Vedavyas Mallela, Lena Pang, Aadit Trivedi, Annie Wang, Alice Zhou, Jonathan Mak, Cindy Ngyuen

Abstract

With the outbreak of SARS-CoV-2 (COVID-19), obtaining up-to-date, location-specific news has become increasingly important. However, with the rise of misinformation, region-specific, accurate, and user-relevant information becomes buried. Our primary research objective was to provide precise data to communities through a website that provides a categorical layout of accurate and region-specific information. Because COVID-19 policies vary by location, we believe providing region-specific news would help users in their day-to-day activities. While the global news on COVID-19 is still beneficial for general knowledge, it will not provide people with the specifics they need to know when going outside in their community. We created an algorithm that automates COVID-19 search engine queries for localized news specific to the user’s region. We also defined our metric that quantifies search query efficiency to fine-tune our query algorithm. Using this algorithm, we created a website called COVerage in which we display localized news separated into five COVID-19-specific categories to the user: policies, education, biology, economy, and statistics. Each news article is displayed with an image, an NLP model generated summary, and the top three most relevant keywords that help users find more articles related to those words. We also include a county-specific map to show up-to-date statistics on the number of cases based on the user’s location.

Figure 1. Website interface of our COVerage website. The left side displays most relevant news articles, each with a headline, summary, and tags. The right displays a map corresponding to the user’s location with up-to-date statistics.

Introduction

  1. SARS-CoV-2 and Misinformation

The SARS-CoV-2 (COVID-19) outbreak was initially reported on December 31, 2019, in Wuhan, China, but has rapidly spread into a pandemic, threatening lives globally. Due to the large scale of this issue, there has been a rise in misinformation as there is a higher demand for information and people are eager to share supposed “remedies”, “causes”, and other “news” about the coronavirus that is largely inaccurate and potentially even detrimental to the well-being of many. To help combat this issue, many recognized organizations, researchers, scientists, and public officials are focusing their efforts on providing trustworthy and up-to-date information that can be easily accessed by the general population. 

  1. Neural Networks

Neural networks are multi-layer algorithms that use machine learning to recognize patterns in data sets. Each layer in the network is made up of many neurons with a specific activation function and these specific functions affect the activations of the following layer. The networks process images or text as input and give outputs to train the network. As the inputs are passed through the hidden layers, the layers generate output.
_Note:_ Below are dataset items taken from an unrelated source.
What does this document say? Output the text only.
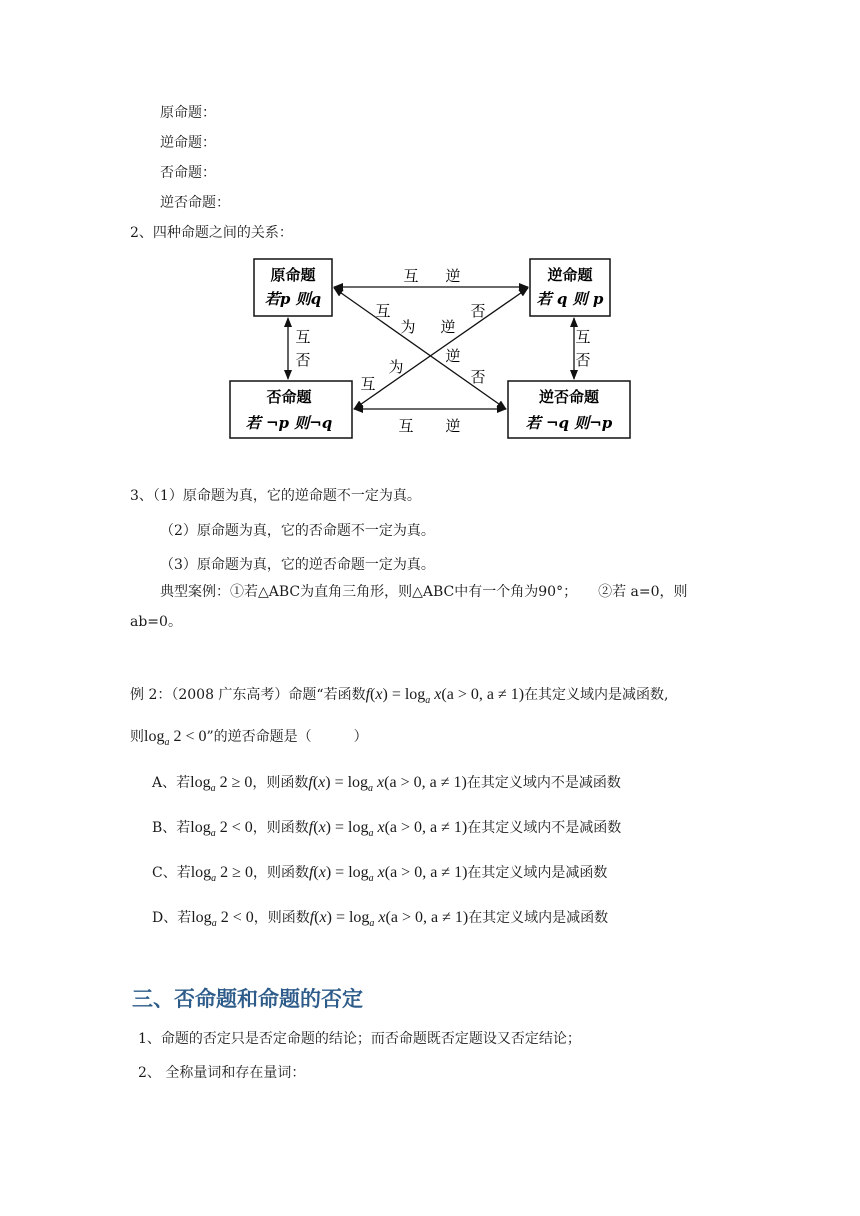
原命题：
逆命题：
否命题：
逆否命题：
2、四种命题之间的关系：
原命题
若p 则q
逆命题
若 q 则 p
否命题
若 ¬p 则¬q
逆否命题
若 ¬q 则¬p
互 逆
互 逆
互
否
互
否
互
为 逆
否
为
逆
互	否
3、（1）原命题为真，它的逆命题不一定为真。
（2）原命题为真，它的否命题不一定为真。
（3）原命题为真，它的逆否命题一定为真。
典型案例：①若△ABC为直角三角形，则△ABC中有一个角为90°；　　②若 a=0，则
ab=0。
例 2：（2008 广东高考）命题“若函数$f(x) = \log_a x(a > 0$, a ≠ 1)在其定义域内是减函数,
则$\log_a 2 < 0$”的逆否命题是（　　　）
A、若$\log_a 2 \ge 0$，则函数$f(x) = \log_a x(a > 0$, a ≠ 1)在其定义域内不是减函数
B、若$\log_a 2 < 0$，则函数$f(x) = \log_a x(a > 0$, a ≠ 1)在其定义域内不是减函数
C、若$\log_a 2 \ge 0$，则函数$f(x) = \log_a x(a > 0$, a ≠ 1)在其定义域内是减函数
D、若$\log_a 2 < 0$，则函数$f(x) = \log_a x(a > 0$, a ≠ 1)在其定义域内是减函数
三、否命题和命题的否定
1、命题的否定只是否定命题的结论；而否命题既否定题设又否定结论；
2、 全称量词和存在量词：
By applying and finding the best loss functions for the particular neural network [2], backpropagation nudges the network in the right direction and forms a stochastic gradient descent, thereby optimizing the model.
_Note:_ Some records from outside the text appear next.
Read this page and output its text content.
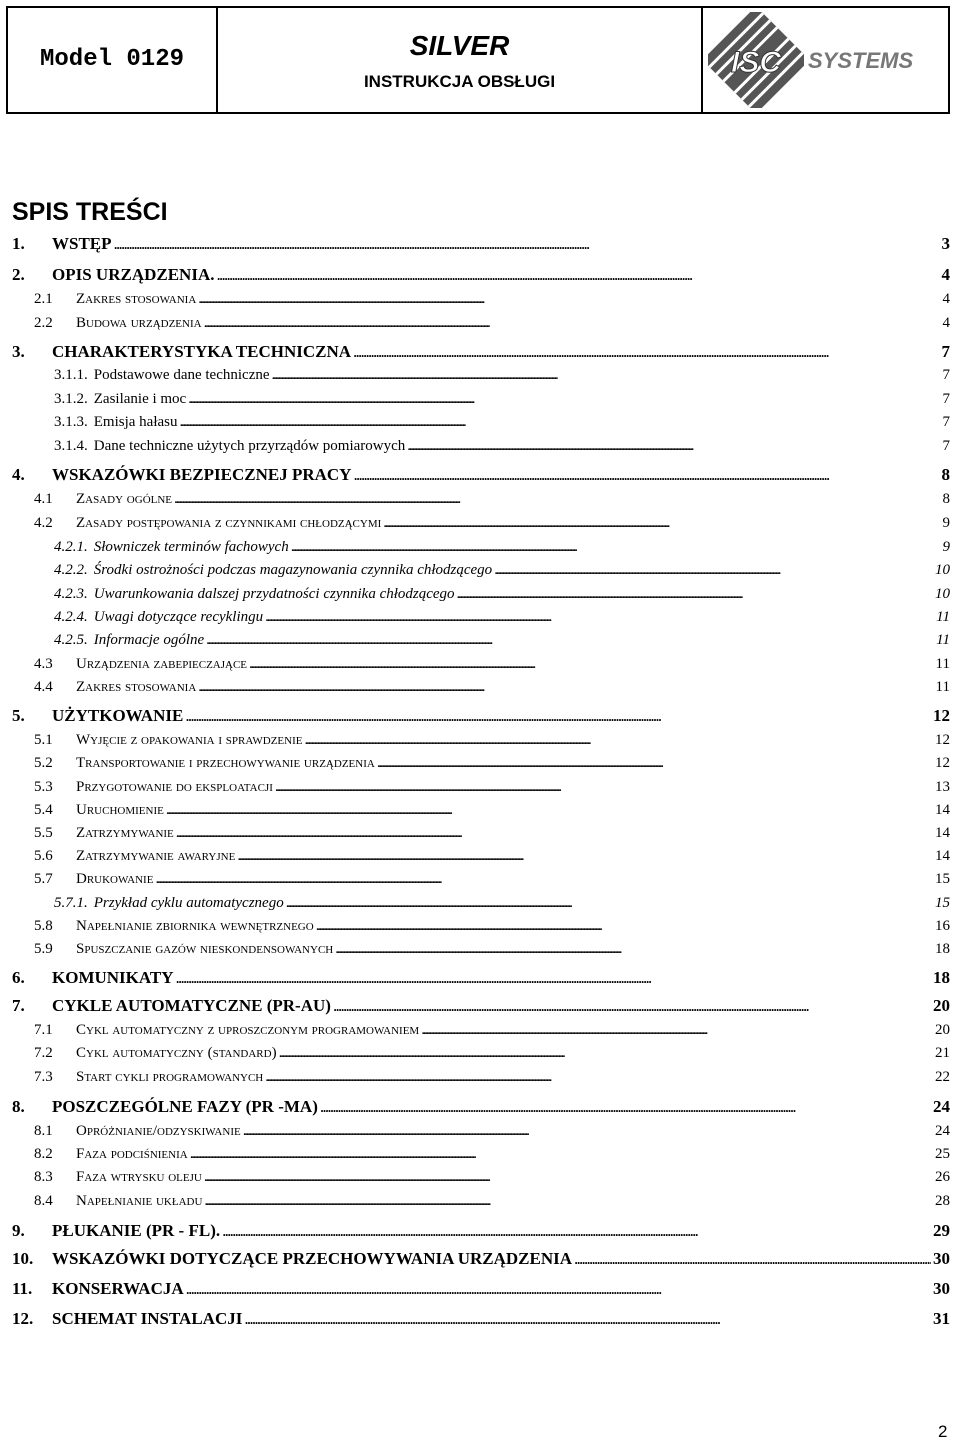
Model 0129	SILVER
INSTRUKCJA OBSŁUGI
ISC SYSTEMS
SPIS TREŚCI
1.	WSTĘP . . .	3
2.	OPIS URZĄDZENIA. . . .	4
2.1	Zakres stosowania . . .	4
2.2	Budowa urządzenia . . .	4
3.	CHARAKTERYSTYKA TECHNICZNA . . .	7
3.1.1. Podstawowe dane techniczne . . .	7
3.1.2. Zasilanie i moc . . .	7
3.1.3. Emisja hałasu . . .	7
3.1.4. Dane techniczne użytych przyrządów pomiarowych . . .	7
4.	WSKAZÓWKI BEZPIECZNEJ PRACY . . .	8
4.1	Zasady ogólne . . .	8
4.2	Zasady postępowania z czynnikami chłodzącymi . . .	9
4.2.1. Słowniczek terminów fachowych . . .	9
4.2.2. Środki ostrożności podczas magazynowania czynnika chłodzącego . . .	10
4.2.3. Uwarunkowania dalszej przydatności czynnika chłodzącego . . .	10
4.2.4. Uwagi dotyczące recyklingu . . .	11
4.2.5. Informacje ogólne . . .	11
4.3	Urządzenia zabepieczające . . .	11
4.4	Zakres stosowania . . .	11
5.	UŻYTKOWANIE . . .	12
5.1	Wyjęcie z opakowania i sprawdzenie . . .	12
5.2	Transportowanie i przechowywanie urządzenia . . .	12
5.3	Przygotowanie do eksploatacji . . .	13
5.4	Uruchomienie . . .	14
5.5	Zatrzymywanie . . .	14
5.6	Zatrzymywanie awaryjne . . .	14
5.7	Drukowanie . . .	15
5.7.1. Przykład cyklu automatycznego . . .	15
5.8	Napełnianie zbiornika wewnętrznego . . .	16
5.9	Spuszczanie gazów nieskondensowanych . . .	18
6.	KOMUNIKATY . . .	18
7.	CYKLE AUTOMATYCZNE (PR-AU) . . .	20
7.1	Cykl automatyczny z uproszczonym programowaniem . . .	20
7.2	Cykl automatyczny (standard) . . .	21
7.3	Start cykli programowanych . . .	22
8.	POSZCZEGÓLNE FAZY (PR -MA) . . .	24
8.1	Opróżnianie/odzyskiwanie . . .	24
8.2	Faza podciśnienia . . .	25
8.3	Faza wtrysku oleju . . .	26
8.4	Napełnianie układu . . .	28
9.	PŁUKANIE (PR - FL). . . .	29
10.	WSKAZÓWKI DOTYCZĄCE PRZECHOWYWANIA URZĄDZENIA . . .	30
11.	KONSERWACJA . . .	30
12.	SCHEMAT INSTALACJI . . .	31
2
Using these neural networks coupled with a language dataset, such as GPT-3, we can organize data from a wide range of online news sources. Artificial neural networks (ANN) can be used to classify many series of texts. The output of the algorithms is then implemented to formulate datasets that are later translated into words, providing an accurate and coherent summary of the problem.

  1. Natural Language Processing (NLP)

Natural Language Processing (NLP) is a field of machine learning that allows computers to analyze, understand, and generate human language [1]. NLP and text information retrieval (IR) research has begun to intersect, allowing for features such as sentiment analysis, machine translation, and extracting meaning from text. After gathering data, NLP allows for succinct text summarization without bias, utilizing existing language models like OpenAI’s GPT-3 to break down sentence meanings syntactically. 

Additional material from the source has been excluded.